The study, published Monday in Nature Climate Change, found that sea level rise has been speeding up over the past two decades compared to the rest of the 20th century. This contradicts previous satellite data dating back to 1993, which appeared to show sea level rise accelerating in the 1990s, but slowing slightly over the past decade.
“That slowing has puzzled scientists because it coincides with an increase in water entering our oceans from Greenland and West Antarctica,” Christopher Watson, the study’s lead author, said in a press statement.
To understand the apparent slowdown in sea level rise, researchers at the University of Tasmania looked at other factors that might impact sea level measurement, such as changes in the height of the Earth’s land surface. First, Watson and his colleagues compared data from tide gauges — which measure sea level height relative to a specific set of coordinates — to satellite data, which measures the height of the sea surface using radar.
Data collected from tide gauges can be skewed by things like earthquakes or sediment settling, which can change where the tide gauge is located relative to the coordinate points it’s measuring. That change in location can affect the gauge’s measurement of sea level. To account for these issues, Watson and his colleagues used GPS stations to understand how tide gauges have risen or fallen — where no GPS stations existed, they used computer modeling to estimate how the tide gauges might have changed position.

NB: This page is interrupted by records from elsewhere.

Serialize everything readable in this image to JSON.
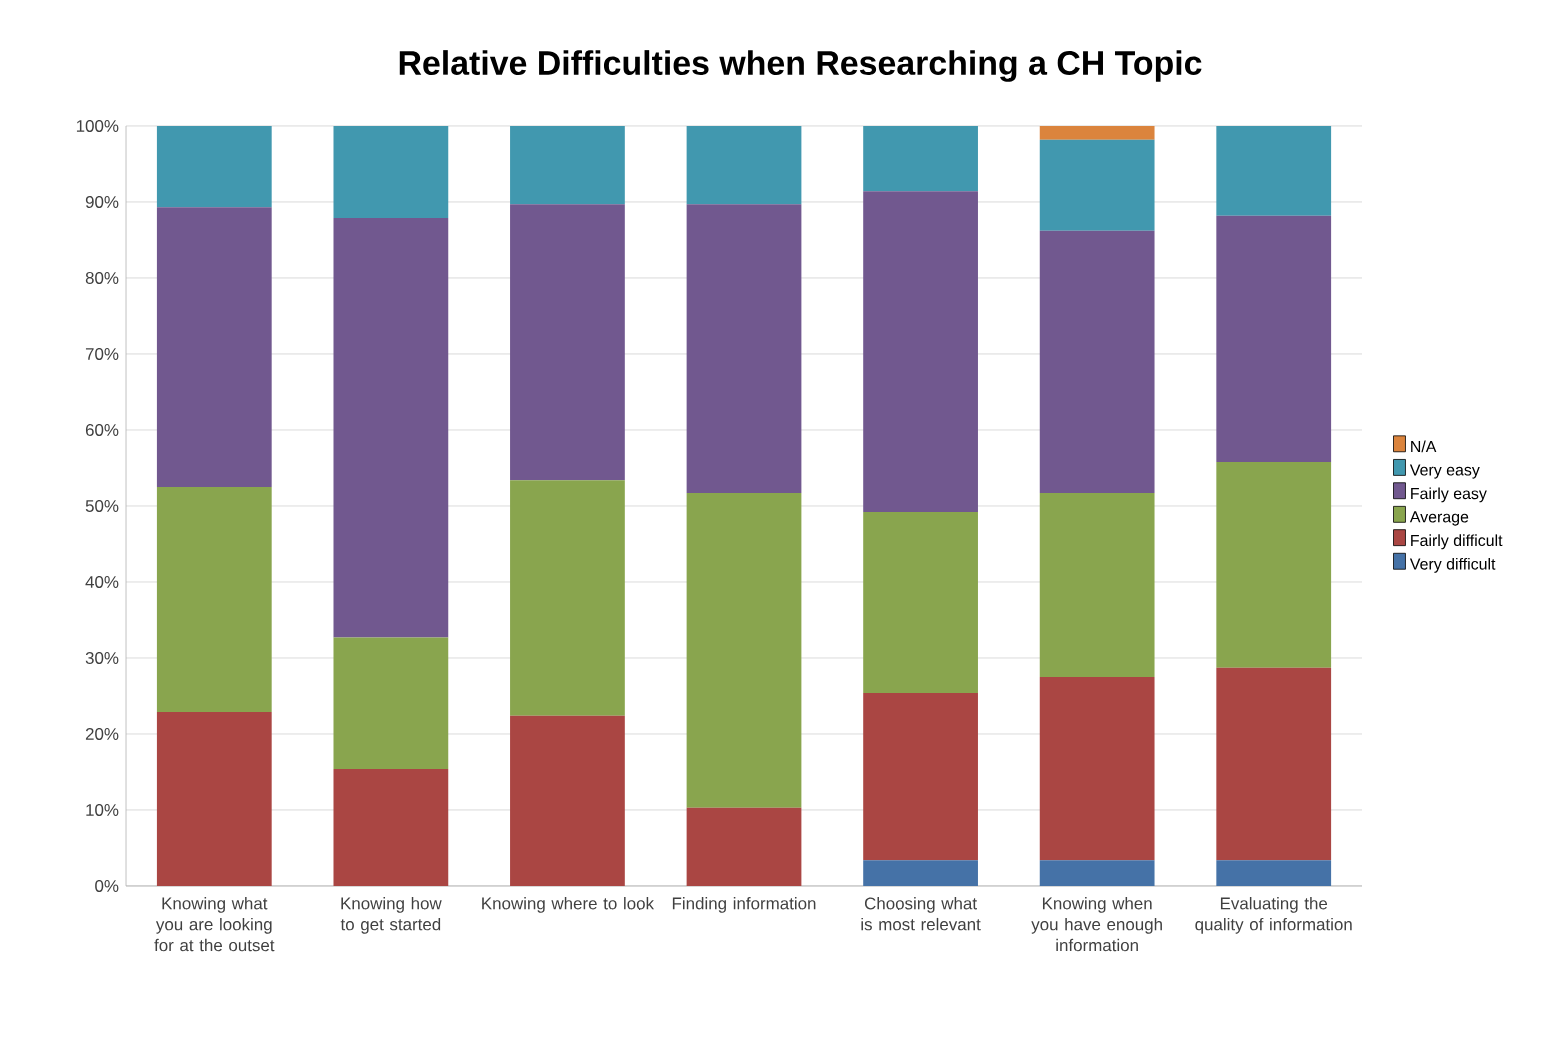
{
  "chart_data": {
    "type": "bar",
    "title": "Relative Difficulties when Researching a CH Topic",
    "categories": [
      "Knowing what you are looking for at the outset",
      "Knowing how to get started",
      "Knowing where to look",
      "Finding information",
      "Choosing what is most relevant",
      "Knowing when you have enough information",
      "Evaluating the quality of information"
    ],
    "stacked": true,
    "series": [
      {
        "name": "Very difficult",
        "color": "#4572a7",
        "values": [
          0,
          0,
          0,
          0,
          3.4,
          3.4,
          3.4
        ]
      },
      {
        "name": "Fairly difficult",
        "color": "#aa4643",
        "values": [
          22.9,
          15.4,
          22.4,
          10.3,
          22.0,
          24.1,
          25.3
        ]
      },
      {
        "name": "Average",
        "color": "#89a54e",
        "values": [
          29.6,
          17.3,
          31.0,
          41.4,
          23.8,
          24.2,
          27.1
        ]
      },
      {
        "name": "Fairly easy",
        "color": "#71588f",
        "values": [
          36.8,
          55.2,
          36.3,
          38.0,
          42.2,
          34.5,
          32.4
        ]
      },
      {
        "name": "Very easy",
        "color": "#4198af",
        "values": [
          10.7,
          12.1,
          10.3,
          10.3,
          8.6,
          12.0,
          11.8
        ]
      },
      {
        "name": "N/A",
        "color": "#db843d",
        "values": [
          0,
          0,
          0,
          0,
          0,
          1.8,
          0
        ]
      }
    ],
    "ylim": [
      0,
      100
    ],
    "yticks": [
      {
        "value": 0,
        "label": "0%"
      },
      {
        "value": 10,
        "label": "10%"
      },
      {
        "value": 20,
        "label": "20%"
      },
      {
        "value": 30,
        "label": "30%"
      },
      {
        "value": 40,
        "label": "40%"
      },
      {
        "value": 50,
        "label": "50%"
      },
      {
        "value": 60,
        "label": "60%"
      },
      {
        "value": 70,
        "label": "70%"
      },
      {
        "value": 80,
        "label": "80%"
      },
      {
        "value": 90,
        "label": "90%"
      },
      {
        "value": 100,
        "label": "100%"
      }
    ],
    "grid": "y",
    "legend": "right"
  }
}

Using the newly recalibrated data, the researchers found that sea level rise between 1993 and 1999 — the earliest segment of satellite data — was overstated. According to satellite data, over that six-year period, global sea level rose 3.2 milimeters (about .12 inches) per year; using Watson’s recalibrated data, sea levels probably rose closer to between 2.6 to 2.9 mm (about .1 to .11 inches) per year. This over-estimation of sea level rise gave the appearance of sea level rise slowing in the previous decade, when it was actually accelerating at a rate of between 0.041 and 0.058 mm (.001 to .002 inches) per year.
“We see acceleration, and what I find striking about that is the fact that it’s consistent with the projections of sea level rise published by the IPCC,” Watson told the Guardian. “Sea level rise is getting faster. We know it’s been getting faster over the last two decades than its been over the 20th century and its getting faster again.”
Because sea levels can naturally fluctuate as water is exchanged between land and sea, Watson notes that the rate of increase is too small to be statistically significant — though he told the Washington Post that it’s clear that sea levels are now rising at roughly double the rate observed in the 20th century, something that will have potentially huge ramifications for coastal areas across the world.
“Accelerating sea level is a massive issue for the coastal zone — the once-in-a-lifetime inundation events will become far more frequent, and adaptation will need to occur,” Watson told the Post. “Agencies need to fully consider the impact of accelerating sea level and plan accordingly.”